Last week, Mayor Norris stood firm against the coming “western expansion,” massive development in areas west of U.S. 1 on timberland owned by Rayonier and set to be developed by a subsidiary known as Raydient. 

According to FlaglerLive.com, the development will include “The 6.2-mile “loop road,” so far entirely funded by taxpayers, is to eventually connect with State Road 2209, itself connecting I-95 south of Jacksonville to Orlando and planned as an additional hurricane evacuation route, though the plan is conceptual for now.”

During a recent meeting, the Palm Coast City Council was told by staff that some 547 miles of the city’s existing roadways are in desperate need of resurfacing.  According to a recent analysis, a fifth of arterial roads and half the residential roads have a pavement condition index of “fair to poor.”

What? 

You want current streets and thoroughfares widened, reengineered, or properly resurfaced before any “loop road” is built to accommodate more growth?   

You’re tired of waiting through three cycles of a light at (insert intersection here) and want greater civic focus on improving existing transportation infrastructure before adding even more traffic?

Tough shit.  “We’re expanding west, Rube.  If you’re not growing, you’re dying…”

So much for “growth pays for itself,” eh? 

Apparently, things took an unctuous turn at the groundbreaking ceremony when appointed, not elected Palm Coast Councilman Charles “The Toady” Gambaro – a sycophantic developers stooge and current candidate for Florida’s Sixth Congressional District – launched himself to the podium following Mayor Norris’ remarks so he could kiss the collective ass and smooth the feathers of Raydient executives.

According to the report, Gambaro told FlaglerLive.com, “What we saw today was an absolute lack of leadership,” he said. “It’s disgraceful, and quite frankly, it just shows that Mike Norris continues to be an embarrassment for our community.”

“Gambaro had all but jumped from his seat to take the mayor’s place after the smattering of applause that accompanied Norris off the podium after his three-minute speech. Gambaro wasn’t part of the lineup of speakers (only City Manager Mike McGlothlin had preceded Norris), but he said he had to speak.

“Going to jump in here and end on a positive note,” Gambaro told the audience. “Everybody’s done a great job. Everybody’s worked hard. This project is important for our community for a lot of different reasons, but I want to end on a positive note. There’s no reason to be negative here, okay? Everybody has their own opinions, but this is a time to celebrate a major achievement for our community. We must remain positive. Our residents want us to remain positive as we move forward.”

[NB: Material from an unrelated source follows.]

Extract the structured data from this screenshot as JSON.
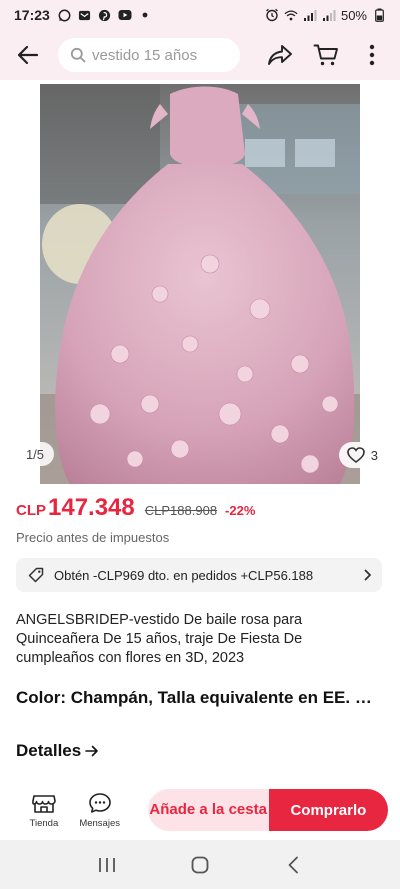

Ah, another sighting of that foul bird the shameless brownnosed shill in the wild…  

Councilman Gambaro should understand – his claustrophobic constituents don’t want faux positivity and political platitudes – they want those who were elected to stand firm and protect their quality of life from unchecked overdevelopment.

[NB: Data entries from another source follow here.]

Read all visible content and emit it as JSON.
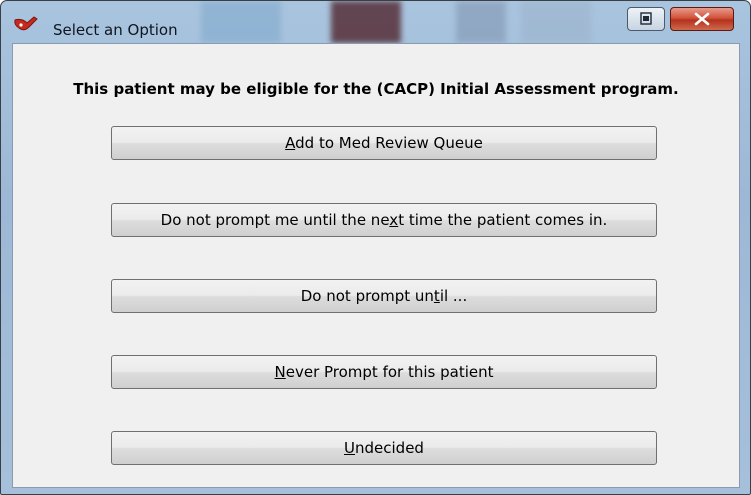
{
  "window": {
    "title": "Select an Option"
  },
  "prompt": "This patient may be eligible for the (CACP) Initial Assessment program.",
  "buttons": [
    {
      "pre": "",
      "key": "A",
      "post": "dd to Med Review Queue"
    },
    {
      "pre": "Do not prompt me until the ne",
      "key": "x",
      "post": "t time the patient comes in."
    },
    {
      "pre": "Do not prompt un",
      "key": "t",
      "post": "il ..."
    },
    {
      "pre": "",
      "key": "N",
      "post": "ever Prompt for this patient"
    },
    {
      "pre": "",
      "key": "U",
      "post": "ndecided"
    }
  ],
  "colors": {
    "titlebar": "#9cb8d6",
    "client": "#f0f0f0",
    "close": "#c7432b"
  }
}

Now.  Before it’s too late.

If you live in the Sixth Congressional District (south of Saint Augustine to South Daytona, inland to the outskirts of Ocala, Leesburg, and Sanford, to include the city of Daytona Beach) I encourage you to do your homework.  Learn the “who’s who” of developer-funded campaigns, and consider the source of those canned endorsements, pap, and fluff from compromised finger-puppets who take their marching orders from deep-pocketed political donors.

Let’s start electing people at all levels of government who care more about us than those special interests who buy-and-sell them like chattel…  

Quote of the Week

“We’ve all heard the mantra: Property Owners’ Rights.

However, both are property owners.

Regarding Tomoka Oaks — because “the system” favored the developer (it almost always does) those homeowners who bought/own property on the golf course will now see their property value decrease significantly. As well, all Tomoka Oaks residents and nearby residents will see their quality of life deteriorate.

The system needs more balance where the rights of the incumbent property owners (homeowners) are considered equally. Right now, they are not.”

–Ken and Julie Sipes, Ormond Beach, Letters to the Editor, Ormond Beach Observer, “Developer Rights vs Homeowner Rights,” Tuesday, May 12, 2026

When an asinine plan was announced that would have allowed a foreign bulk fuel supplier to build a 20-million-gallon petroleum storage and distribution terminal adjacent to the Ormond Beach Sports Complex, the city’s municipal airport, and the coming monstrosity that will be Ormond Crossings, I decided to have some fun. 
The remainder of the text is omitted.